General information
- Type: Hang glider
- National origin: United Kingdom
- Manufacturer: Avian Limited
- Designer: Steve Elkins and Neil Hammerton
- Status: In production

History
- Variant: Avian Cheetah

= Avian Java =

British hang glider

The Avian Java is a British high-wing, single-place, advanced sports hang glider, designed by Steve Elkins and Neil Hammerton and produced by Avian Limited of Hope Valley, Derbyshire.

==Design and development==
The Java was designed as an advanced recreational hang glider. It was later developed into the "topless" Java Comp 150 which dispensed with the kingpost and top wire rigging, although it retained the lower flying wires. The Java Comp 150 later evolved into the Avian Cheetah competition glider. All Java models are British Hang Gliding and Paragliding Association certified.

The Java 155 model is typical of the line and is made from aluminum tubing, with the wing covered in Dacron sailcloth. Its 10.0 m span wing has a nose angle of 125° and an aspect ratio of 7.0:1. The acceptable pilot hook-in weight is 70 to 110 kg.

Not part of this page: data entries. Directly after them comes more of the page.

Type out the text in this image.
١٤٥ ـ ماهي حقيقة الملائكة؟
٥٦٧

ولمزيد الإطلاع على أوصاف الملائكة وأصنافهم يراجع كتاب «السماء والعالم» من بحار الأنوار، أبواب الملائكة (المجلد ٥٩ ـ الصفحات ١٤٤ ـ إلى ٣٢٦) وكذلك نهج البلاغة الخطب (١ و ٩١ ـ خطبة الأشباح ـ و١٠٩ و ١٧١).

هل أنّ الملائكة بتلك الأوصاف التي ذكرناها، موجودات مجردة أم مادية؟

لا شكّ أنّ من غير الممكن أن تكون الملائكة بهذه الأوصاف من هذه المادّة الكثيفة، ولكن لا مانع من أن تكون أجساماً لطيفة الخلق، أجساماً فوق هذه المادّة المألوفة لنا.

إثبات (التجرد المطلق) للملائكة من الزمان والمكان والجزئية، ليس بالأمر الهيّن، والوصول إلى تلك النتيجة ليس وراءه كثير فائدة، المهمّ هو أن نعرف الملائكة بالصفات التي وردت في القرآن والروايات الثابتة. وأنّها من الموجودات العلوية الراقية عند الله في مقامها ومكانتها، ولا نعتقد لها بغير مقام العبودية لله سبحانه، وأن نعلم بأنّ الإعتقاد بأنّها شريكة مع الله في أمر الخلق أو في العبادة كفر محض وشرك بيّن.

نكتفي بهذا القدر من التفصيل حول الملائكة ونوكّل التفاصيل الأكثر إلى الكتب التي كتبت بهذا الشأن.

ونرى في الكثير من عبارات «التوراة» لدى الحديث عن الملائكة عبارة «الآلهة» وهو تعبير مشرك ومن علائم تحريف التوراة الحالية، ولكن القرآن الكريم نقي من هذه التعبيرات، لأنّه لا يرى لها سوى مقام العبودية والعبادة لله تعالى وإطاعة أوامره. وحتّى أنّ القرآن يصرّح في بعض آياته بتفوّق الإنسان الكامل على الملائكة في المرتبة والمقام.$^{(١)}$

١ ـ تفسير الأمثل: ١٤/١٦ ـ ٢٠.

The Java 155 can be folded up to a 31 kg package, 5.9 m in length for ground transportation on a car top. It can also be further broken down to a length of 4.6 m when required for airline or similar space-restricted travel.

==Variants==
- Java 140
Current production version, with 9.5 m span wing, area of 13.0 m2, a nose angle of 125deg; and an aspect ratio of 6.5:1. The acceptable pilot hook-in weight is 50 to 80 kg.
- Java 150
Circa 2003 version no longer in production. Has 10.0 m span wing, area of 13.9 m2, a nose angle of 125deg; and an aspect ratio of 7.3:1. The acceptable pilot hook-in weight is 60 to 95 kg.
- Java 155
Current production version, with 10.0 m span wing, with an area of 14.4 m2, a nose angle of 125° and an aspect ratio of 7.0:1.
- Java Comp 150
Circa 2003 "topless" competition version no longer in production, replaced by the Avian Cheetah. Has 10.0 m span wing, with an area of 13.7 m2, a nose angle of 125° and an aspect ratio of 7.3:1.